■難航する捜査
チャールズを容疑者だと睨んだ警察官は、ヴェロニカとブレンダの証言と所有する物件が遺体遺棄現場に近いことから、連続殺人容疑でチャールズを逮捕した。
チャールズは至って冷静で、全ての家を家宅捜索すると告げられても動揺しなかった。また、「娼婦など買ったこともない」と言い放った。
家宅捜索の結果は芳しくなかった。7、8丁の銃やナイフがあったが、殺人事件に使われた44口径ピストルは見つからなかった。銃弾や遺体の側に落ちていた空の袋と同じブランドのコンドームは見つかったが、これらは「チャールズが殺人犯」だという証拠にはならない。

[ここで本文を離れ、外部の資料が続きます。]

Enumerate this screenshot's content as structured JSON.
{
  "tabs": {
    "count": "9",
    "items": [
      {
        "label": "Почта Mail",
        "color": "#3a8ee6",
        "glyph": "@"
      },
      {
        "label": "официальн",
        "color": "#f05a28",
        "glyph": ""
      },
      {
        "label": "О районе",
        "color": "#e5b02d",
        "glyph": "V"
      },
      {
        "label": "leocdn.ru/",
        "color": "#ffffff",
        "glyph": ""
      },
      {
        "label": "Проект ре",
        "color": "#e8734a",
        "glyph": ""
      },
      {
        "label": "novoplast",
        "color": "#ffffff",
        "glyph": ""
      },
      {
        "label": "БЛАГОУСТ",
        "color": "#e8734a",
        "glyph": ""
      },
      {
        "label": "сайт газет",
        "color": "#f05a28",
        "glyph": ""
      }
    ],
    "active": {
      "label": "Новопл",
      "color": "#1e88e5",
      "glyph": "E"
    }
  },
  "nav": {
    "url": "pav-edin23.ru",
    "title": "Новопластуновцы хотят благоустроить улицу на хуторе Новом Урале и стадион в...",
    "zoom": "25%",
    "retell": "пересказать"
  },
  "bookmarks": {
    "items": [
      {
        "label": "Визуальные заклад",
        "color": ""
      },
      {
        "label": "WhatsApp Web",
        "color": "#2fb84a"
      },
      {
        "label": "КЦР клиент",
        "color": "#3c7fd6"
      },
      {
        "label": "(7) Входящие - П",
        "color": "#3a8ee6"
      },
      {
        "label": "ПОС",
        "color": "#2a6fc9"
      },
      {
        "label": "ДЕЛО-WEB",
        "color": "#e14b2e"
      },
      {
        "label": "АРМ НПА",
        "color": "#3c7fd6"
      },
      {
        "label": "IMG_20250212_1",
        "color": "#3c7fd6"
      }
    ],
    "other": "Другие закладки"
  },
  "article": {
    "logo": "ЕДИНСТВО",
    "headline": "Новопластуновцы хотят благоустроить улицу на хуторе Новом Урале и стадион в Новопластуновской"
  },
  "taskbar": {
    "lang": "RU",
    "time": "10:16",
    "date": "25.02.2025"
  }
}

犯人が戦利品として所持していると見られる被害者たちの眼球も、どこにもなかった。ホルマリン漬けにされた蛇などが棚にディスプレイされている中に、眼球のようなものもあったが、人間のものではなく豚の眼球だった。
警察もFBIも行き詰まっていたところ、ティーナ・コンリーという娼婦が「シャーリー・ウィリアムズが殺された夜、彼女と一緒に立ちんぼしていた。酷い雨で自分はもうこれ以上は立っていられいないと思い、羽織っていた黄色いレインコートをシャーリーに貸して道を渡った。振り返ると、シャーリーが白いピックアップトラックに乗るところだった」と証言。そして翌日、彼女は遺体となって発見されたのだ。
警察はシャーリーは発見現場とは別の場所で殺害されたと見ていた。ティーナは警察を「シャーリーが客を連れていく、お決まりの場所」へと連れて行った。そこは木がおおいしげる原っぱで、ティーナが貸したレインコートが見つかった。警察はレインコートに犯人の遺留品が残っていないか調べ、シャーリーの血、何本かの毛を発見した。そのうちの一つはリスの尾っぽの毛だった。
警官はチャールズの家やピックアップトラックから収拾した毛をしらみつぶしに調べ、リスの尾っぽの毛を発見。これがシャーリー殺しの証拠だと警察は起訴に踏み切った。
チャールズはシャーリー殺害の罪で逮捕、起訴された。無実を主張し、店子であるアクストンが犯人だとも言ったが、娼婦は口をそろえて「襲ったのはチャールズだ」と証言した。また「娼婦なんて買ったことがない」とも主張したが、家やピックアップトラックからは娼婦の陰毛がたくさん発見されており、チャールズは明らかに嘘をついていた。
チャールズは無実を主張したが、娼婦たちの証言もありシャーリーの殺人罪で有罪となり1991年12月18日、終身刑に処された。メアリーとスーザン殺しは証拠不十分のため起訴できなかったが、チャールズの仕業だと誰もが確信している。